PSA: This incorrectly implies CIA hacked these apps / encryption. But the docs show iOS/Android are what got hacked – a much bigger problem. https://t.co/Bw9AkBpOdt
— Edward Snowden (@Snowden) March 7, 2017
IT is shown in the data dump that the CIA has tools that could target Samsung SmartTVs, putting them into a fake “switched off”, but turning on the microphone in order to record and transmit any conversation that may take place in the room. The information we have so far shows that only Samsung SmartTVs were targeted, but there is no reason to believe that the exploit couldn’t be further developed for SmartTVs from other brands, seeing how they all run a mostly unified version of Android.
The Dangerous Implications
The extent to which the CIA has expanded its effort to exploit digital devices is alarming, to say the least. In an age where all aspects of our lives reside in the digital domain, the impact of the CIA actively withholding OS vulnerabilities from companies is just scary. Let us not overlook the fact that “smart” devices are starting to become more pervasive in our lives. We’ve got smart-locks for homes, smart refrigerators and a whole range of Internet of Things devices. However, the scariest of all is the possibility of the CIA developing tools to hijack an Amazon Echo or Google Home. These are essentially voice-enabled smart speakers which can pick up a lot more than just the commands issued to them, given that they are always listening. The documents also shed light on efforts to develop means of hijacking a car’s on-board computer.
By keeping the vulnerability in Android and iOS secret, not only has the CIA violated an order that was signed by the Obama administration that said that “the executive would disclose on an ongoing basis — rather than hoard — serious vulnerabilities, exploits, bugs or “zero days” to Apple, Google, Microsoft, and other US-based manufacturers.” Additionally, what this means is that while leaving gaping holes open for them to exploit, the CIA has also inadvertently made smartphones less secure, leaving room for other security agencies and hackers to discover and exploit these loopholes. In ensuring a backdoor for their exploit tools, the CIA has played a part in ensuring that other agencies with malicious intent could potentially break into your phone and hijack your data.
Why you shouldn’t ditch all your electronics
While the leak is as embarrassing as it is worrisome, there are a few reason why you probably shouldn’t be worried.
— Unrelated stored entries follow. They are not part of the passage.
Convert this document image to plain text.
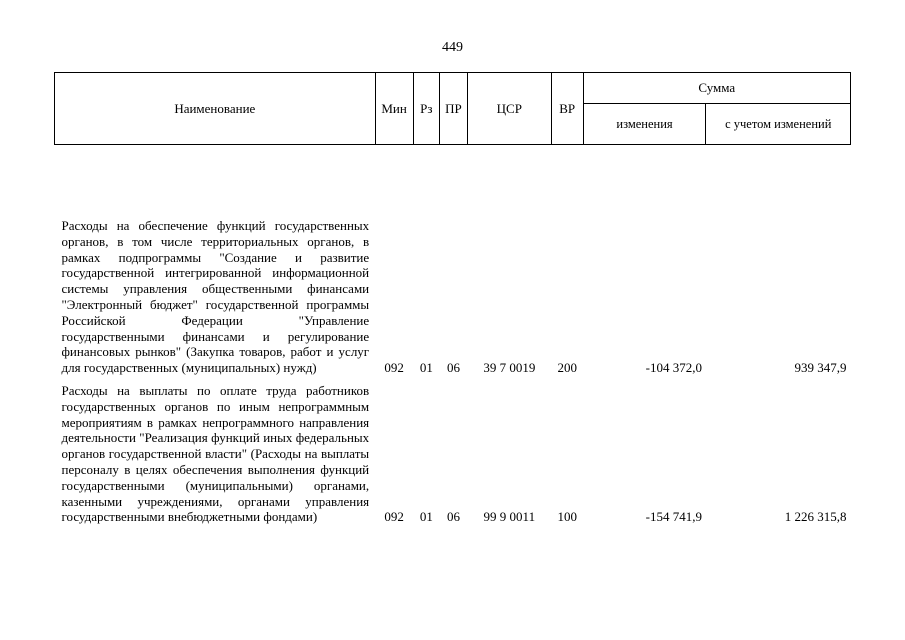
449
Наименование	Мин	Рз	ПР	ЦСР	ВР	Сумма	
						изменения	с учетом изменений
Расходы на обеспечение функций государственных органов, в том числе территориальных органов, в рамках подпрограммы "Создание и развитие государственной интегрированной информационной системы управления общественными финансами "Электронный бюджет" государственной программы Российской Федерации "Управление государственными финансами и регулирование финансовых рынков" (Закупка товаров, работ и услуг для государственных (муниципальных) нужд)	092	01	06	39 7 0019	200	-104 372,0	939 347,9
Расходы на выплаты по оплате труда работников государственных органов по иным непрограммным мероприятиям в рамках непрограммного направления деятельности "Реализация функций иных федеральных органов государственной власти" (Расходы на выплаты персоналу в целях обеспечения выполнения функций государственными (муниципальными) органами, казенными учреждениями, органами управления государственными внебюджетными фондами)	092	01	06	99 9 0011	100	-154 741,9	1 226 315,8
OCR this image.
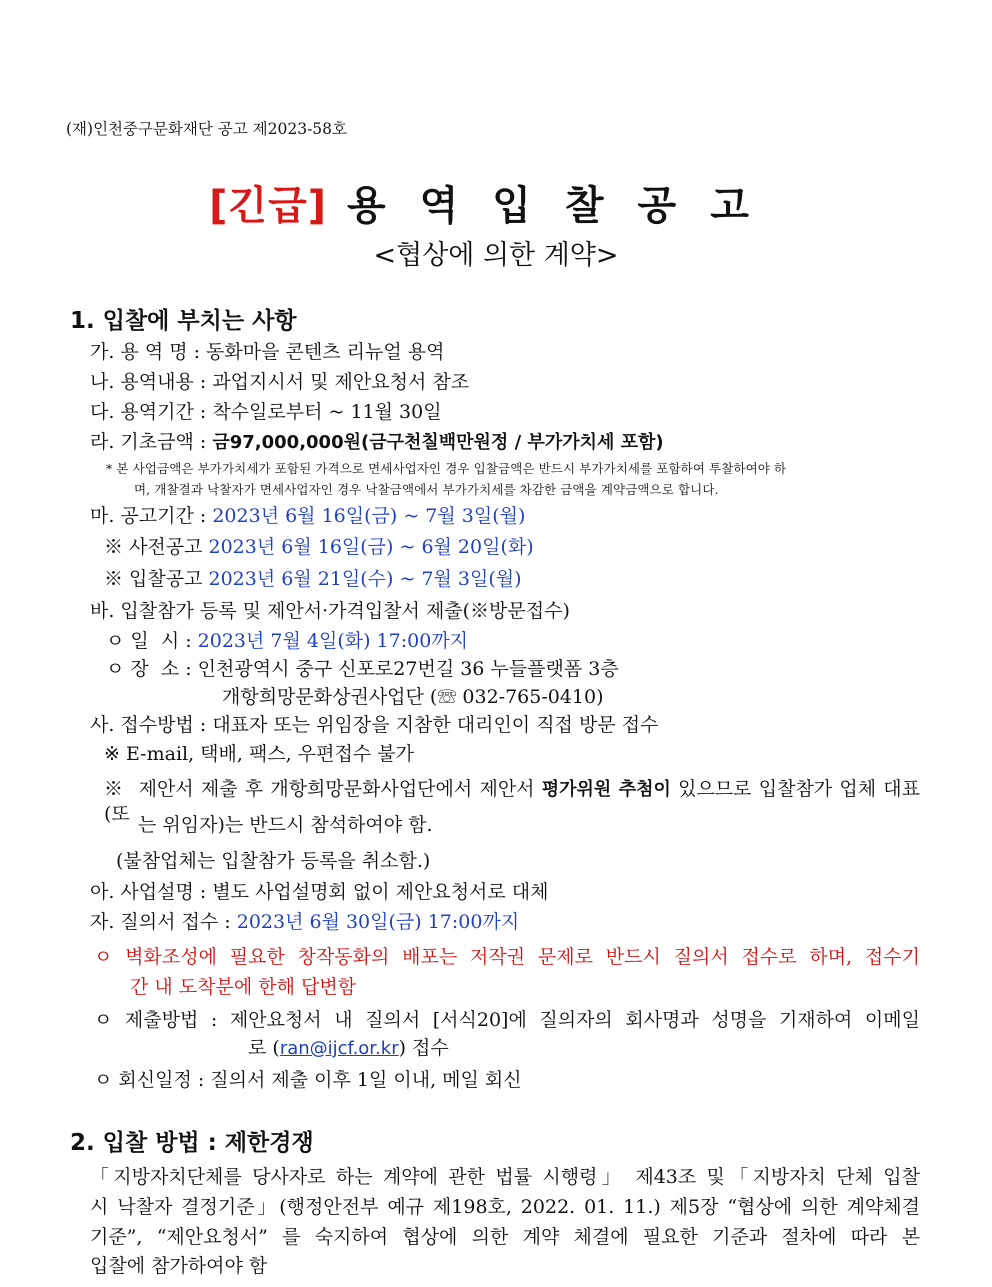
(재)인천중구문화재단 공고 제2023-58호
[긴급] 용역입찰공고
<협상에 의한 계약>
1. 입찰에 부치는 사항
가. 용 역 명 : 동화마을 콘텐츠 리뉴얼 용역
나. 용역내용 : 과업지시서 및 제안요청서 참조
다. 용역기간 : 착수일로부터 ~ 11월 30일
라. 기초금액 : 금97,000,000원(금구천칠백만원정 / 부가가치세 포함)
* 본 사업금액은 부가가치세가 포함된 가격으로 면세사업자인 경우 입찰금액은 반드시 부가가치세를 포함하여 투찰하여야 하
며, 개찰결과 낙찰자가 면세사업자인 경우 낙찰금액에서 부가가치세를 차감한 금액을 계약금액으로 합니다.
마. 공고기간 : 2023년 6월 16일(금) ~ 7월 3일(월)
※ 사전공고 2023년 6월 16일(금) ~ 6월 20일(화)
※ 입찰공고 2023년 6월 21일(수) ~ 7월 3일(월)
바. 입찰참가 등록 및 제안서·가격입찰서 제출(※방문접수)
ㅇ 일  시 : 2023년 7월 4일(화) 17:00까지
ㅇ 장  소 : 인천광역시 중구 신포로27번길 36 누들플랫폼 3층
개항희망문화상권사업단 (☏ 032-765-0410)
사. 접수방법 : 대표자 또는 위임장을 지참한 대리인이 직접 방문 접수
※ E-mail, 택배, 팩스, 우편접수 불가
※  제안서 제출 후 개항희망문화사업단에서 제안서 평가위원 추첨이 있으므로 입찰참가 업체 대표(또 는 위임자)는 반드시 참석하여야 함.
(불참업체는 입찰참가 등록을 취소함.)
아. 사업설명 : 별도 사업설명회 없이 제안요청서로 대체
자. 질의서 접수 : 2023년 6월 30일(금) 17:00까지
ㅇ 벽화조성에 필요한 창작동화의 배포는 저작권 문제로 반드시 질의서 접수로 하며, 접수기
간 내 도착분에 한해 답변함
ㅇ 제출방법 : 제안요청서 내 질의서 [서식20]에 질의자의 회사명과 성명을 기재하여 이메일
로 (ran@ijcf.or.kr) 접수
ㅇ 회신일정 : 질의서 제출 이후 1일 이내, 메일 회신
2. 입찰 방법 : 제한경쟁
「지방자치단체를 당사자로 하는 계약에 관한 법률 시행령」 제43조 및「지방자치 단체 입찰
시 낙찰자 결정기준」(행정안전부 예규 제198호, 2022. 01. 11.) 제5장 “협상에 의한 계약체결
기준”, “제안요청서” 를 숙지하여 협상에 의한 계약 체결에 필요한 기준과 절차에 따라 본
입찰에 참가하여야 함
For starters, these tools are designed for targeted use and do not appear to be tools of mass surveillance. So the chances that the CIA has planted on of these exploits on your phone is highly unlikely. Second and more importantly, the leak lists various loopholes being exploited in much older version of iOS and Android. Apple came forward and stated that most of the vulnerabilities listed in the WikiLeaks dump have already been patched. Similarly, its only Android KitKat that is wholly vulnerable to exploits and if you’re anyone of any importance, chances are you’re way past that chocolate-named operating system. All in all, the leak doesn’t seem to reveal any of the latest devices as being vulnerable, which is a good thing.
It isn’t earth shattering news that the CIA has exploits that can get into and hijack our phones or other internet connected devices. The real concern here is that the agency purposely held back on sharing information that could have collectively made the digital a whole lot safer of users across all age brackets. However, the biggest concern here is the viability of an ecosystem of “Connected devices.” The possibility of hackers or security agencies being able to turn every camera into a spy-cam and every microphone into a listening device is too Orwellian a future for any of us to want. Pro-tip: Just stick to owning smartphones, refrain from buying any other “smart device.” We also strongly recommend staying up-to-date on software updates.